黒部川・上ノ廊下を断念――増水で転戦した東沢谷

夜中、トイレに起きたときも、雨はまだ降り続いていた。

「上ノ廊下、行けへんかもしれんなぁ……」

そう思いながら朝を迎え、起きてから情報を集めると、やはり上ノ廊下は濁りが出ているらしい。

小雨とはいえ明け方まで降り続いていたので、水量も多いだろう。
昨晩の情報どおり、今日は東沢谷へ転戦することにした。

東沢谷は、奥黒部ヒュッテから左右に延びる谷の一つ。
その末端から遡行を開始する。

……まあ、単に情報がないだけなんやけど(笑)。

遡行を開始してすぐ、ゴルジュになった。

そして、とにかく水がめちゃくちゃ綺麗!

ただ、このときの水量が多いのか少ないのかは分からないけど、今の水量では、とても突破できそうにない。
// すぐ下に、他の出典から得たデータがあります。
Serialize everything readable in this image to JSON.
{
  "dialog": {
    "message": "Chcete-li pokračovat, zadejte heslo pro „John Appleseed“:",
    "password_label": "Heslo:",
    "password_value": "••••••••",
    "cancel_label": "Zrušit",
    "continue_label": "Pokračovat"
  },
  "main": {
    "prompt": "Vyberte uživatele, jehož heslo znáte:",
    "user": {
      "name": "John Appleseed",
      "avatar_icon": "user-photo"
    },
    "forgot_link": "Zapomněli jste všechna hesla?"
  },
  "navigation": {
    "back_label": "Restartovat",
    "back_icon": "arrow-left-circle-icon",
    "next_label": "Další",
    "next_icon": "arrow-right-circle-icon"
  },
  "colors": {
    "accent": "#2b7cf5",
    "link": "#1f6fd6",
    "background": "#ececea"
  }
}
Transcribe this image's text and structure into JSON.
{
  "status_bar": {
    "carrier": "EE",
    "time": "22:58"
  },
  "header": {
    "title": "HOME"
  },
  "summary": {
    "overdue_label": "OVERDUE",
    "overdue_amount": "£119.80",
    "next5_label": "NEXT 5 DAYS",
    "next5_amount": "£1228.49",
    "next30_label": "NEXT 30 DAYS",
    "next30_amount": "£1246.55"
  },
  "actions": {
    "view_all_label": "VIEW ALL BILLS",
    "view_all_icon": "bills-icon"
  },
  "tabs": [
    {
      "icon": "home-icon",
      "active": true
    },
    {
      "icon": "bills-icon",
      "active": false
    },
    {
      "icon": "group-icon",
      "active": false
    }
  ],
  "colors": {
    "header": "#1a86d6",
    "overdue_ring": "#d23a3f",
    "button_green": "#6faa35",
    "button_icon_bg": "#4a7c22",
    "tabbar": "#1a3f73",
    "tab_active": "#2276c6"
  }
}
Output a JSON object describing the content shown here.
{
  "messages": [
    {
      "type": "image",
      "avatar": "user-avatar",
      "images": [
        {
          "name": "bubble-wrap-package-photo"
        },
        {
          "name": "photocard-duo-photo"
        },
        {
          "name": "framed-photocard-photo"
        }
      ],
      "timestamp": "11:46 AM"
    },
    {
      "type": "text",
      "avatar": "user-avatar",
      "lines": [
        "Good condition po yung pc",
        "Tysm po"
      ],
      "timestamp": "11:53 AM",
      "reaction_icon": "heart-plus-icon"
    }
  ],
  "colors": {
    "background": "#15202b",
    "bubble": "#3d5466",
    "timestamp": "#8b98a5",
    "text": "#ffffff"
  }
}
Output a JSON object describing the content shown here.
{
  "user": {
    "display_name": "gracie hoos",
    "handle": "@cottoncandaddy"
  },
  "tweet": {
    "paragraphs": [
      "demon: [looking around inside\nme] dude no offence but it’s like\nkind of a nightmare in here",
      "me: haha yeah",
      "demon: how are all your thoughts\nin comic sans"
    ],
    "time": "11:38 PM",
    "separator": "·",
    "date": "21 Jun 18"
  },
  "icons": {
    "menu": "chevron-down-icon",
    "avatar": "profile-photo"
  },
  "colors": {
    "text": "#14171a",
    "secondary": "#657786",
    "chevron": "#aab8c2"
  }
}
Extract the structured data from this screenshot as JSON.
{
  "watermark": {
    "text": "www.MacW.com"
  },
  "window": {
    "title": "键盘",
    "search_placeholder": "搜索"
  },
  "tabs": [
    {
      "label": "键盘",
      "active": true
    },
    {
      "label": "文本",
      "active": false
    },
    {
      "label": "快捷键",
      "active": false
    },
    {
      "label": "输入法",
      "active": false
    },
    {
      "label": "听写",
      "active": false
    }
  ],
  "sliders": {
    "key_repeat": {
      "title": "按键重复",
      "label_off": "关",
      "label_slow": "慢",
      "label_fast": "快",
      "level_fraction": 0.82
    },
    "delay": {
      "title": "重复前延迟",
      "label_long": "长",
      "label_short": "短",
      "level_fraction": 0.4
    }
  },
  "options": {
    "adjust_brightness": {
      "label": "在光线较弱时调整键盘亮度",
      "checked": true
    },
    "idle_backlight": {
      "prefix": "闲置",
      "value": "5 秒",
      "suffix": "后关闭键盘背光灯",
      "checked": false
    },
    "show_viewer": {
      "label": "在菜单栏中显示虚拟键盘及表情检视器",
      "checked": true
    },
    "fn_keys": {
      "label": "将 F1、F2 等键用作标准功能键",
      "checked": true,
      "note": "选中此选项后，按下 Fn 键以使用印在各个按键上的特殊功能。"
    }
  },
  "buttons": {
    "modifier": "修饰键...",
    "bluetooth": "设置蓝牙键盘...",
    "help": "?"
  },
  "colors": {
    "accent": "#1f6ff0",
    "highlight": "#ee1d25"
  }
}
大岩に登って高巻きできるラインを探してみても、突破できそうな場所は見つからない。

地形図を読んで探ってみても、どこから先へ継続できるのか分からない。

すると、「赤牛岳へ向かう登山道を進んで踏み後を降ればいい」と教えられ、大きく高巻いていく。
言われたとおり、途中で踏み跡を発見。

どうやら、ここから谷へ降りられるらしい。

そして、ようやく入渓を果たした。

ここからしばらくは、高巻きとへつりを繰り返しながら遡行を続ける。

今日の目標は、標高1,900m付近。

きれいな水を渡渉したり、岩壁をへつったり。

もう、楽しすぎる。

途中では、オオサンショウウオの稚魚も発見した。

オオサンショウウオの稚魚。

天気が良すぎて暑いけど、水は程よく心地いい。

荷物は重いけど、沢登りなら水を担ぐ必要はない。
暑くなったら、そのまま水に入ればいい。

最高や!

気がつけば、あっという間に昼を過ぎ、夕方が近づいてきた。

沢登りでは谷の中を進むことが多いけど、ここ黒部も同じ。
太陽が尾根に隠れると、一気に谷が薄暗くなる。

「そろそろテント場を探そう」

そう思いながら遡行を続ける。

途中、休憩の合間に竿を出してみると……

釣れた!

初めて自分の竿で釣ったらしい。

手のひらより大きい。

釣った魚の卵。これ調べたらめちゃくちゃレアで幻の卵らしい。

自分の竿で魚を釣ったのは、これが初めてらしい(笑)。

イワナ?
ヤマメ?

……よく分からんけど、うまそうや。

さらに遡行を続けていると、めちゃくちゃええ場所に砂地を発見。

「ここにしよう」

今日のテン場をここに決めた。

薪を集めている間にテントを建て、物干し用のロープも張る。

そして、いよいよ夕飯。

静穂ちゃんが、いろんな食材を担いできてくれていたけど……

静穂ちゃんが釣ったこの魚も激うま!最高の塩加減と焼き加減で骨も頭も尻尾も食べた。

このソーセージも激うま!

カバオfilmの松村さん

2泊目の宴、開始やん!

静穂ちゃんが用意してくれた食材。シンプルやのに激うま!

やっぱり川魚がうまい!

骨も、尻尾も、頭も、全部食べた。

沢を歩いて、魚を釣って、その場で食べる。

めちゃくちゃ楽しい一日やった。